Date : 1/11/1988
Destinataires : Antonio Ribera - Darnaude - Gandul - etc
Notes : 1 lettre - 1 page - Envoyée de AARBURG, Suisse, en anglais - copie de Darnaude reçue le 7 novembre - (les mentions manuscrites sur l'original sont en "rouge")
vérification traduction J.P. et AJH le 26/11/02
UMMOAELEUEE Copies : 237 Nationalité Switzerland
1-XI-1988 (1)
Hommes de OYAAGA,
Permettez-nous de nous présenter : Depuis le 28 mars 1950, date à laquelle nous avons pris contact avec "la Terre", près De La Javie (France), nous sommes parmi vous. Nous savons avec certitude que cette déclaration nous disqualifie automatiquement. Oubliez cela et écoutez notre doléance.
Il a été commis une fraude, que nous voulons vous dénoncer, bien que nous n'ayons pas d'identité juridique. Une affaire qui est plus regrettable si l'on considère que certains membres de la hiérarchie apostolique romaine et la totalité des croyants de cette confession en sont innocents.
Après la copie compte rendu de Secundo Pia en 1898 (2), l'académicien Ives Delage (3) découvrit que les taches de sang du SINDON révélaient la triste vérité. Les empreintes saignaient encore après le lavage soigneux auquel le corps fut soumis.

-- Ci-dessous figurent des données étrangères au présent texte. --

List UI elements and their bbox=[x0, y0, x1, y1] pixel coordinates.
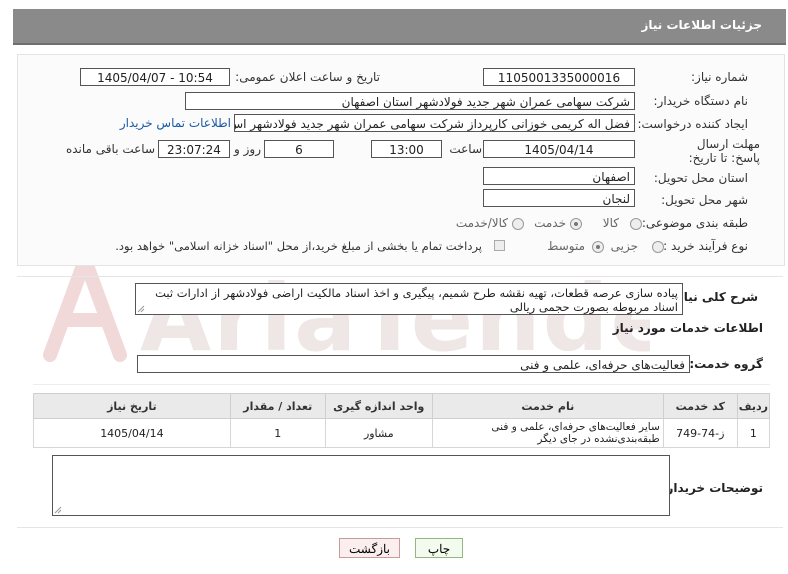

Jamais le linceul ne fut enveloppé de bandes (PHAKIAI) comme il était prescrit.
Commence alors une habile falsification lorsque quelqu'un trouve une pièce de lin (croisé de 4 en épi) manufacturé en 1220 (Jaffa) de plus grandes dimensions (4), coupée en 4,371 x 1,116. La falsification de l'empreinte fut obtenue en utilisant une effigie en moule de fer surchauffé. (Pie X, Benoît XV, Pie XI, Jean XXIII et Jean-Paul 1er ignoraient tout de l'affaire. Nous ne Savons pas si Pie XII fut informé par A.Ottaviani). Le change frauduleux de linceul eut lieu en l'an 1928 (Turin).
En 1985, Sa Sainteté le Pape Karol Wojtyla est discrètement informé grâce à une lettre codée du Cardinal Edward Cassidy, membre d'un petit groupe de Cardinaux et de prélats qui essayent désespérément d'empêcher l'arrivée de l'affaire à la lumière du public.
Avec une hâte maladroite, au cours d'une réunion, le Pape, Joseph Tomko, Joseph Ratzinger et Anastasio Ballestrero décident de profiter de la nouvelle technique spectrométrique A. de M. (5). Le déjà nommé Ballestrero est chargé de soumettre les échantillons. Ils connaissaient trop bien le résultat de la datation médiévale du document archéologique si vénéré par toutes les communautés chrétiennes. Il n'y a pas d'erreur dans le rapport d'expertise des échantillons.
Le "Programme de Recherche sur le Suaire de Turin" (6) est bien sûr innocent en dépit de sa mauvaise réaction. Et avec eux, sont également innocents les nombreux fidèles tristement trompés pour "Raisons d'Etat".